The Thoughtful Investor

Identifying Tops And Bottoms

Identifying tops and bottoms is a difficult game, but we still discuss the important features of both tops and bottoms while arguing that it isn't necessary for an investor to buy at the bottom and sell at the top to make a lot of money because investors who are aware of the signals that are emitted at the tops and bottoms will do equally well. 

 

These signals do not come from the general psychological arguments of everyone investing and no one talking about stocks, but rather from the specific price action that the underlying securities reflect a few months before and after these turning points, which are referred to as tops and bottoms in hindsight. 

 

Signs of a bull market:

  • Launch of fresh mutual fund schemes to raise money to buy stocks of the sector in demand.
  • Inflow by Foreign institutional investors (FII)
  • Maximum Leverage -That is when participants of the market are full in and have also taken leverage with their position  by buying shares in finance, which they had no intention of holding for long.

Why market falls suddenly:

A small price drop causes leveraged people to receive margin calls, which cause a chain reaction of selling and further price drops. This creates more fear in the market, and the weak players begin to sell. One must remember that, while a bull market will raise stock prices, a company will take its own time to perform.

 

Signs of bear market:

  • Valuations are most reasonable at the bottom with prices being justified mostly by P/E ratio, dividend yield or a price to book value ratio.
  • Public participation is minimum
  • Leverage is very small with minimum volatility
  • Sense of uneasiness around ( as the macro environment will be throwing up bad numbers)
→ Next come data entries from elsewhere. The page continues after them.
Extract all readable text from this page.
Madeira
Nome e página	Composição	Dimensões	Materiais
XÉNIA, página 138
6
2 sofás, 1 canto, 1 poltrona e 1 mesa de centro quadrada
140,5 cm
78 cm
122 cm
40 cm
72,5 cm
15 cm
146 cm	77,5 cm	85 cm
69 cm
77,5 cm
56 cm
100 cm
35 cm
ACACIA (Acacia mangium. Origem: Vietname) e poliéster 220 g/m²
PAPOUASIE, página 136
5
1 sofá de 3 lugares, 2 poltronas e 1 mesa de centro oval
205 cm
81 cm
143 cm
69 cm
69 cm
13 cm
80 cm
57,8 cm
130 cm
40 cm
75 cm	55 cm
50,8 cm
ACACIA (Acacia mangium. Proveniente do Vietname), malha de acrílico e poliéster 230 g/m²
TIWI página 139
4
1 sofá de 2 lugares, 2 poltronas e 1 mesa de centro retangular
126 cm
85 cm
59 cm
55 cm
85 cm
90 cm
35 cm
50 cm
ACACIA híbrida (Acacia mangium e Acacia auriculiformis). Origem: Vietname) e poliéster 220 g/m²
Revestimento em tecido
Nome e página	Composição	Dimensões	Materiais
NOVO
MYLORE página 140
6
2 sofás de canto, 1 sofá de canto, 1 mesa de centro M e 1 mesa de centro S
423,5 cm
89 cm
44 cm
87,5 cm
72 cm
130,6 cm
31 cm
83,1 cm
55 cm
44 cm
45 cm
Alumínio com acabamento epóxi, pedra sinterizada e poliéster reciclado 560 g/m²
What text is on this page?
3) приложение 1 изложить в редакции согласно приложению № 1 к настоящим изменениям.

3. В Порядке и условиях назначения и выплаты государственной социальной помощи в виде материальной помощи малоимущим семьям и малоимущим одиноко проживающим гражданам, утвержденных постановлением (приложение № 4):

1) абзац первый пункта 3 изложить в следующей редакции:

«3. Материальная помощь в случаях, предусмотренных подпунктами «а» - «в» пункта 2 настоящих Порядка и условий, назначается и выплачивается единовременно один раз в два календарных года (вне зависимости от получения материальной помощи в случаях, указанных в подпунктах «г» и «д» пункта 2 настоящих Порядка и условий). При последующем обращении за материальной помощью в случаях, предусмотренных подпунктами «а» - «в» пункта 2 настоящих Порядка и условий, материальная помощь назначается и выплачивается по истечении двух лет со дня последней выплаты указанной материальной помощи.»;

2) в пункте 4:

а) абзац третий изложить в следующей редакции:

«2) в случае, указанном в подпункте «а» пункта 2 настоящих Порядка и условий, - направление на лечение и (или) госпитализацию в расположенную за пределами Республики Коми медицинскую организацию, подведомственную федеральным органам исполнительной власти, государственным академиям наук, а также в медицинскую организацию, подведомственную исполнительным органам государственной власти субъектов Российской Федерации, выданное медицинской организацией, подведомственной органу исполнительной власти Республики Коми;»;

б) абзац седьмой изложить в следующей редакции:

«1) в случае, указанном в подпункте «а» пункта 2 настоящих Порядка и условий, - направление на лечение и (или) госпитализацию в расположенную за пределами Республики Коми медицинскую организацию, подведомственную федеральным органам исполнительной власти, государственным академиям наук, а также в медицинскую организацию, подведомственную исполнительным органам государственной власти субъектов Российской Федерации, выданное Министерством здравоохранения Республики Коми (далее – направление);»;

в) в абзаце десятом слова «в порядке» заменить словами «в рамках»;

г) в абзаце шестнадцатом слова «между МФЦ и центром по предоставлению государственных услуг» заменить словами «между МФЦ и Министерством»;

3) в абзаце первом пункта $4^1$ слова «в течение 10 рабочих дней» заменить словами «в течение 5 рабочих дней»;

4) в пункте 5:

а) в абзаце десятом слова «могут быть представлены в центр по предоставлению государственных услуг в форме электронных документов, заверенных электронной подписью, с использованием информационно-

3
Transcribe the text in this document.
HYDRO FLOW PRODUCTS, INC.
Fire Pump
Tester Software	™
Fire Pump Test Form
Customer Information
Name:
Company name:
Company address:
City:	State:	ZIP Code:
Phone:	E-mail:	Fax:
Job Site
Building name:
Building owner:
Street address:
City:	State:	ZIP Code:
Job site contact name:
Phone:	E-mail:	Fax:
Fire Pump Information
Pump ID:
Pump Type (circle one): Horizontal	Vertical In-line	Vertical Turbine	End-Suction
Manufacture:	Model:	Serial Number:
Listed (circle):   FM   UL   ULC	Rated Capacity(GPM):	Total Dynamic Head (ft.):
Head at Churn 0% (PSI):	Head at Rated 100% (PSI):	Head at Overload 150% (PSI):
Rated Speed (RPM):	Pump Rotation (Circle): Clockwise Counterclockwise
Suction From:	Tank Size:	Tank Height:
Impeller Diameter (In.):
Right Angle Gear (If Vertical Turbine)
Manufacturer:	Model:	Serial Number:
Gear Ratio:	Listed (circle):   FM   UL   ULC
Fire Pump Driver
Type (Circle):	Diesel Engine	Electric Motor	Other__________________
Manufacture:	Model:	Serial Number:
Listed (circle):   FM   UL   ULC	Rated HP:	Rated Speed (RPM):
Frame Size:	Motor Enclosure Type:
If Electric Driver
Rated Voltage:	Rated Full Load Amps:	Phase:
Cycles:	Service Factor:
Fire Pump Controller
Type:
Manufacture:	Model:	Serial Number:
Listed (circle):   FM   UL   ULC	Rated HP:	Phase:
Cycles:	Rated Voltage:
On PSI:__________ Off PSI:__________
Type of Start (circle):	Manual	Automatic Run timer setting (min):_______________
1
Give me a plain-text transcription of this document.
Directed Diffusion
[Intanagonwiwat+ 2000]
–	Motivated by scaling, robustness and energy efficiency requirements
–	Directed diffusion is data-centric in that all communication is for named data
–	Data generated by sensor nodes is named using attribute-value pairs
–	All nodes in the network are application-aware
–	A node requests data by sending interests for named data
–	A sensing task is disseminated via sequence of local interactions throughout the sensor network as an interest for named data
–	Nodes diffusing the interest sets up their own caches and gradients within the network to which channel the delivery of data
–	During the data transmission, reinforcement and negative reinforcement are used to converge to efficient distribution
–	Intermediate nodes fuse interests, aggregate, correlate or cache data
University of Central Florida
Sectors that recover first (In order):

  • Automobile Companies: People who had been putting off their vehicle purchases have now begun to do so.
  • Banking Sector: The likelihood of bad assets decreases, and businesses begin to perform. Increased economic activity also promotes business expansion, which leads to more loans thereby increasing the business of the lenders.
  • Industrial companies: In order to expand, you will need to purchase machinery.